Una empleada del hogar realiza su trabajo en un domicilio de Madrid. EFE/ Dani Caballo/Archivo

Madrid – El trabajo de empleada del hogar es de las pocas opciones para muchas migrantes de América Latina en España, donde la pandemia ha agravado la precariedad de un servicio esencial pero poco reconocido, en el que luchan por sus defender sus derechos.

Los estereotipos clasistas de “la chacha» o sirvienta «y el señor” para el que trabaja perviven en un servicio doméstico que en buena medida está en la economía sumergida, advierten a Efe Carolina y Janina en el Centro de Empoderamiento de Trabajadoras del Hogar y Cuidados en Madrid, un espacio pionero en España donde la asociación Servicio Doméstico Activo (SEDOAC) ayuda a estas mujeres.

No hay datos oficiales sobre el número de estas trabajadoras en España, señala Carolina Elías, presidenta de la asociación, pero se estima que el 80 por ciento de quienes llegan de América tienen antes o después como única alternativa este trabajo.

Las dominicanas abrieron el camino en la década de 1980 y luego las siguieron otras muchas nacionalidades, últimamente hondureñas, cuando en sus países la necesidad económica aprieta y emigrar a España es la esperanza para mantener a los hijos.

Pero la pandemia de la covid-19 cerró fronteras y desde el año pasado no se puede entrar como turista, como hacían muchas migrantes que luego emprendían su odisea para conseguir “los papeles”, el soñado permiso de residencia y de trabajo.

Al final muchas “ya no son ni de aquí ni de allá”, relata Carolina, porque vienen con la idea de estar unos pocos años para enviar dinero a sus familias y terminan incluso quedándose para siempre.
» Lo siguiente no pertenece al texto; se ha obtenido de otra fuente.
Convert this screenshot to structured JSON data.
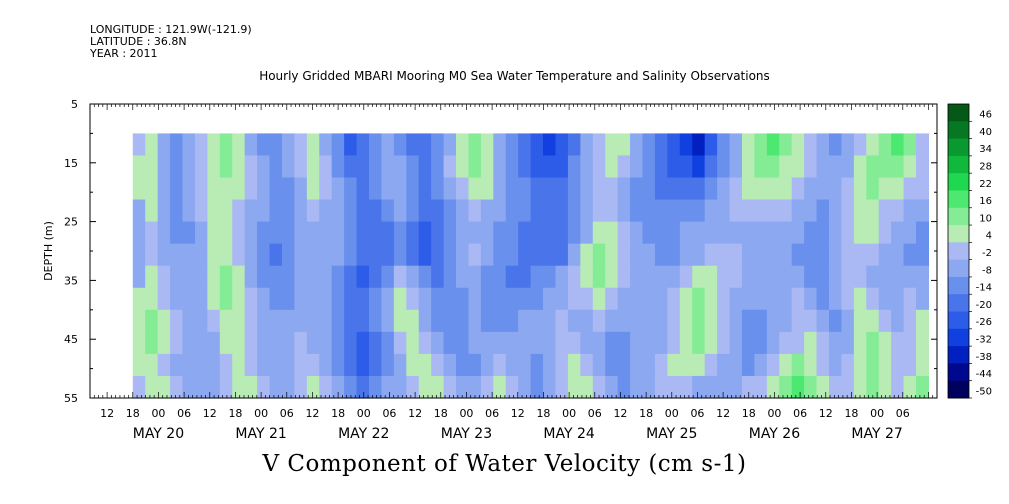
{
  "header": {
    "longitude": "LONGITUDE : 121.9W(-121.9)",
    "latitude": "LATITUDE : 36.8N",
    "year": "YEAR : 2011"
  },
  "chart_data": {
    "type": "heatmap",
    "title": "Hourly Gridded MBARI Mooring M0 Sea Water Temperature and Salinity Observations",
    "plot_title": "V Component of Water Velocity (cm s-1)",
    "ylabel": "DEPTH (m)",
    "xlabel": "",
    "ylim": [
      5,
      55
    ],
    "y_reversed": true,
    "y_ticks": [
      5,
      15,
      25,
      35,
      45,
      55
    ],
    "x_range_hours": [
      "MAY 19 08",
      "MAY 27 14"
    ],
    "data_start": "MAY 19 18",
    "data_end": "MAY 27 12",
    "data_depth_range": [
      10,
      55
    ],
    "hour_ticks": [
      "12",
      "18",
      "00",
      "06",
      "12",
      "18",
      "00",
      "06",
      "12",
      "18",
      "00",
      "06",
      "12",
      "18",
      "00",
      "06",
      "12",
      "18",
      "00",
      "06",
      "12",
      "18",
      "00",
      "06",
      "12",
      "18",
      "00",
      "06",
      "12",
      "18",
      "00",
      "06"
    ],
    "date_labels": [
      "MAY 20",
      "MAY 21",
      "MAY 22",
      "MAY 23",
      "MAY 24",
      "MAY 25",
      "MAY 26",
      "MAY 27"
    ],
    "colorbar": {
      "levels": [
        -50,
        -44,
        -38,
        -32,
        -26,
        -20,
        -14,
        -8,
        -2,
        4,
        10,
        16,
        22,
        28,
        34,
        40,
        46
      ],
      "tick_labels": [
        "46",
        "40",
        "34",
        "28",
        "22",
        "16",
        "10",
        "4",
        "-2",
        "-8",
        "-14",
        "-20",
        "-26",
        "-32",
        "-38",
        "-44",
        "-50"
      ],
      "colors": [
        "#00005e",
        "#000890",
        "#0020c0",
        "#1040e0",
        "#2c5ce8",
        "#4a74ea",
        "#6890ec",
        "#8ca8f0",
        "#aab8f4",
        "#b8ecb4",
        "#84ec94",
        "#4ce870",
        "#20d850",
        "#10b83c",
        "#0a9830",
        "#067824",
        "#045818"
      ]
    },
    "field": [
      [
        -2,
        4,
        -8,
        -14,
        -8,
        -2,
        4,
        10,
        4,
        -8,
        -14,
        -14,
        -8,
        -2,
        4,
        -8,
        -14,
        -26,
        -20,
        -14,
        -8,
        -14,
        -20,
        -20,
        -14,
        -8,
        4,
        10,
        4,
        -8,
        -14,
        -20,
        -26,
        -32,
        -26,
        -20,
        -8,
        -2,
        4,
        4,
        -8,
        -14,
        -20,
        -26,
        -32,
        -38,
        -26,
        -14,
        -8,
        4,
        10,
        16,
        10,
        4,
        -2,
        -8,
        -14,
        -8,
        -2,
        4,
        10,
        16,
        10,
        -2
      ],
      [
        4,
        4,
        -8,
        -14,
        -8,
        -2,
        4,
        10,
        4,
        -2,
        -8,
        -14,
        -8,
        -2,
        4,
        -2,
        -14,
        -20,
        -20,
        -14,
        -8,
        -8,
        -14,
        -20,
        -14,
        -2,
        4,
        10,
        4,
        -8,
        -14,
        -20,
        -26,
        -26,
        -26,
        -14,
        -8,
        -2,
        4,
        -2,
        -8,
        -14,
        -20,
        -26,
        -26,
        -32,
        -20,
        -14,
        -8,
        4,
        10,
        10,
        4,
        4,
        -2,
        -8,
        -8,
        -8,
        4,
        10,
        10,
        10,
        4,
        -2
      ],
      [
        4,
        4,
        -8,
        -14,
        -8,
        -2,
        4,
        4,
        4,
        -2,
        -8,
        -14,
        -14,
        -8,
        4,
        -2,
        -8,
        -14,
        -20,
        -14,
        -8,
        -8,
        -14,
        -20,
        -14,
        -8,
        -2,
        4,
        4,
        -8,
        -14,
        -14,
        -20,
        -20,
        -20,
        -14,
        -8,
        -2,
        -2,
        -8,
        -14,
        -14,
        -20,
        -20,
        -20,
        -20,
        -14,
        -8,
        -2,
        4,
        4,
        4,
        4,
        -2,
        -8,
        -8,
        -8,
        -2,
        4,
        10,
        4,
        4,
        -2,
        -2
      ],
      [
        -8,
        4,
        -8,
        -14,
        -8,
        -2,
        4,
        4,
        -2,
        -8,
        -8,
        -14,
        -14,
        -8,
        -2,
        -8,
        -8,
        -14,
        -20,
        -20,
        -14,
        -8,
        -14,
        -20,
        -20,
        -14,
        -8,
        -2,
        -8,
        -8,
        -14,
        -14,
        -20,
        -20,
        -20,
        -14,
        -8,
        -2,
        -2,
        -8,
        -14,
        -14,
        -14,
        -14,
        -14,
        -14,
        -8,
        -8,
        -2,
        -2,
        -2,
        -2,
        -2,
        -8,
        -8,
        -14,
        -8,
        -2,
        4,
        4,
        -2,
        -2,
        -8,
        -8
      ],
      [
        -8,
        -2,
        -8,
        -14,
        -14,
        -8,
        4,
        4,
        -2,
        -8,
        -14,
        -14,
        -14,
        -8,
        -8,
        -8,
        -8,
        -14,
        -20,
        -20,
        -20,
        -14,
        -20,
        -26,
        -20,
        -14,
        -8,
        -8,
        -8,
        -14,
        -14,
        -20,
        -20,
        -20,
        -20,
        -14,
        -8,
        4,
        4,
        -2,
        -8,
        -14,
        -14,
        -14,
        -8,
        -8,
        -8,
        -8,
        -8,
        -8,
        -8,
        -8,
        -8,
        -8,
        -14,
        -14,
        -8,
        -2,
        4,
        4,
        -2,
        -8,
        -8,
        -14
      ],
      [
        -8,
        -2,
        -8,
        -8,
        -8,
        -8,
        4,
        4,
        -2,
        -8,
        -14,
        -20,
        -14,
        -8,
        -8,
        -8,
        -8,
        -14,
        -20,
        -20,
        -20,
        -14,
        -20,
        -26,
        -20,
        -14,
        -8,
        -2,
        -8,
        -14,
        -14,
        -20,
        -20,
        -20,
        -20,
        -8,
        4,
        10,
        4,
        -2,
        -8,
        -8,
        -14,
        -14,
        -8,
        -8,
        -2,
        -2,
        -2,
        -8,
        -8,
        -8,
        -8,
        -14,
        -14,
        -14,
        -8,
        -2,
        -2,
        -2,
        -8,
        -8,
        -14,
        -14
      ],
      [
        -8,
        4,
        -2,
        -8,
        -8,
        -8,
        4,
        10,
        4,
        -8,
        -14,
        -14,
        -14,
        -8,
        -8,
        -8,
        -14,
        -20,
        -26,
        -20,
        -14,
        -2,
        -8,
        -14,
        -20,
        -14,
        -8,
        -8,
        -14,
        -14,
        -20,
        -20,
        -14,
        -14,
        -8,
        -2,
        4,
        10,
        4,
        -2,
        -8,
        -8,
        -8,
        -8,
        -2,
        4,
        4,
        -2,
        -2,
        -8,
        -8,
        -8,
        -8,
        -8,
        -14,
        -14,
        -8,
        -2,
        -2,
        -8,
        -8,
        -8,
        -8,
        -8
      ],
      [
        4,
        4,
        -2,
        -8,
        -8,
        -8,
        4,
        10,
        4,
        -2,
        -8,
        -14,
        -14,
        -8,
        -8,
        -8,
        -14,
        -20,
        -20,
        -14,
        -8,
        4,
        -2,
        -8,
        -14,
        -14,
        -14,
        -8,
        -14,
        -14,
        -14,
        -14,
        -14,
        -8,
        -8,
        -2,
        -2,
        4,
        -2,
        -8,
        -8,
        -8,
        -8,
        -2,
        4,
        10,
        4,
        -2,
        -8,
        -8,
        -8,
        -8,
        -8,
        -2,
        -8,
        -14,
        -8,
        -2,
        4,
        -2,
        -8,
        -8,
        -2,
        -8
      ],
      [
        4,
        10,
        4,
        -2,
        -8,
        -8,
        -2,
        4,
        4,
        -2,
        -8,
        -8,
        -8,
        -8,
        -8,
        -8,
        -14,
        -20,
        -20,
        -14,
        -8,
        4,
        4,
        -8,
        -14,
        -14,
        -14,
        -8,
        -14,
        -14,
        -14,
        -8,
        -8,
        -8,
        -2,
        -8,
        -8,
        -2,
        -8,
        -8,
        -8,
        -8,
        -8,
        -2,
        4,
        10,
        4,
        -2,
        -8,
        -14,
        -14,
        -8,
        -8,
        -2,
        -2,
        -8,
        -14,
        -8,
        4,
        4,
        -2,
        -8,
        -2,
        4
      ],
      [
        4,
        10,
        4,
        -2,
        -8,
        -8,
        -8,
        4,
        4,
        -2,
        -8,
        -8,
        -8,
        -2,
        -8,
        -8,
        -14,
        -20,
        -26,
        -20,
        -14,
        -2,
        4,
        -2,
        -8,
        -14,
        -14,
        -8,
        -8,
        -8,
        -8,
        -8,
        -8,
        -8,
        -2,
        -2,
        -8,
        -8,
        -14,
        -14,
        -8,
        -8,
        -8,
        -2,
        4,
        10,
        4,
        -2,
        -8,
        -14,
        -14,
        -8,
        -2,
        -2,
        4,
        -2,
        -8,
        -8,
        4,
        10,
        4,
        -2,
        -2,
        4
      ],
      [
        4,
        4,
        -2,
        -8,
        -8,
        -8,
        -8,
        -2,
        4,
        -2,
        -8,
        -8,
        -8,
        -2,
        -2,
        -8,
        -14,
        -20,
        -26,
        -20,
        -14,
        -8,
        4,
        4,
        -2,
        -8,
        -14,
        -14,
        -8,
        -2,
        -8,
        -8,
        -14,
        -8,
        -2,
        4,
        -2,
        -8,
        -14,
        -14,
        -8,
        -8,
        -2,
        4,
        4,
        4,
        -2,
        -8,
        -8,
        -14,
        -8,
        -2,
        4,
        10,
        4,
        -2,
        -8,
        -2,
        4,
        10,
        4,
        -2,
        -2,
        4
      ],
      [
        -2,
        4,
        4,
        -2,
        -8,
        -8,
        -8,
        -2,
        4,
        4,
        -2,
        -8,
        -8,
        -2,
        4,
        -2,
        -8,
        -14,
        -20,
        -14,
        -8,
        -8,
        -2,
        4,
        4,
        -2,
        -8,
        -8,
        -2,
        4,
        -2,
        -8,
        -14,
        -8,
        -2,
        4,
        4,
        -2,
        -8,
        -14,
        -8,
        -8,
        -2,
        -2,
        -2,
        -8,
        -8,
        -8,
        -8,
        -2,
        -2,
        4,
        10,
        16,
        10,
        4,
        -2,
        -2,
        4,
        10,
        4,
        -2,
        4,
        10
      ]
    ]
  }
}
Ella llegó de El Salvador en 2009 con otras expectativas pero terminó en este trabajo durante unos años y ahora lucha porque sus compañeras vayan poco a poco logrando derechos, como conseguir la cotización a la Seguridad Social por las horas que realmente trabajan o el subsidio de desempleo.

AÚN PEOR CON LA PANDEMIA

Derechos como la baja por maternidad en cambio se están traduciendo en despidos de manera aún más masiva durante esta pandemia, que literalmente ha dejado “encerradas” a muchas empleadas en los hogares donde trabajan, lamenta.

El miedo a que trajeran el virus a casa llevó a muchos empleadores a exigir que las “internas”, quienes viven en el hogar para el que trabajan, no salieran ni en sus días libres, denuncia Elías, quien recuerda el caso de una compañera enferma de covid que casi pierde la vida porque no la dejaban ir al hospital.

Denunciar estos abusos no es fácil, porque si vas a la Policía, te arriesgas a la expulsión del país si estás irregular.

Unas 370.000 de estas empleadas cotizan a la Seguridad Social en España, pero puede haber otro tanto en la economía sumergida, con una espera interminable a que el empleador cumpla la promesa de darlas los papeles para regularizar su situación, comenta.

La economía sumergida ha crecido durante la pandemia, con más de 20.000 despidos de quienes tenían contrato, que se ven abocadas a trabajar ahora sin él e incluso por menos del salario mínimo de 950 euros, unos 1.156 dólares al mes.

Acudir a la asociación para recibir asesoramiento de la abogada, el apoyo de la psicóloga o asistir a actividades como cursos de informática es el “único escape” para muchas.

En lo que va de año han acudido más de trescientas, casi tantas como durante todo el año pasado.

“No es un trabajo malo, es un trabajo en malas condiciones”, sentencia sobre un empleo en el que “cuidamos de la vida” pese a que persiste un “desprecio social” que no reconoce labores como el cuidado de ancianos.

Su compañera Janina Flores, que llegó del Perú hace ya 17 años, coincide en que es un trabajo “bonito, pero infravalorado”, porque la propia ley “nos margina” con menos derechos laborales que otros.

Ella atendía a un matrimonio mayor pero él murió de covid y, si la esposa falleciera, quedaría sin trabajo y sin subsidio de desempleo.

“Me gusta ayudar, damos valor a la vida”, sentencia, y las latinas son vistas como “más cariñosas” comparadas con otras nacionalidades. En su caso ve a su empleadora, de 76 años, como una madre o abuela, a la que escucha o da la mano para que no se sienta sola.

“Es un trabajo muy bonito, pero es muy duro”, concluye.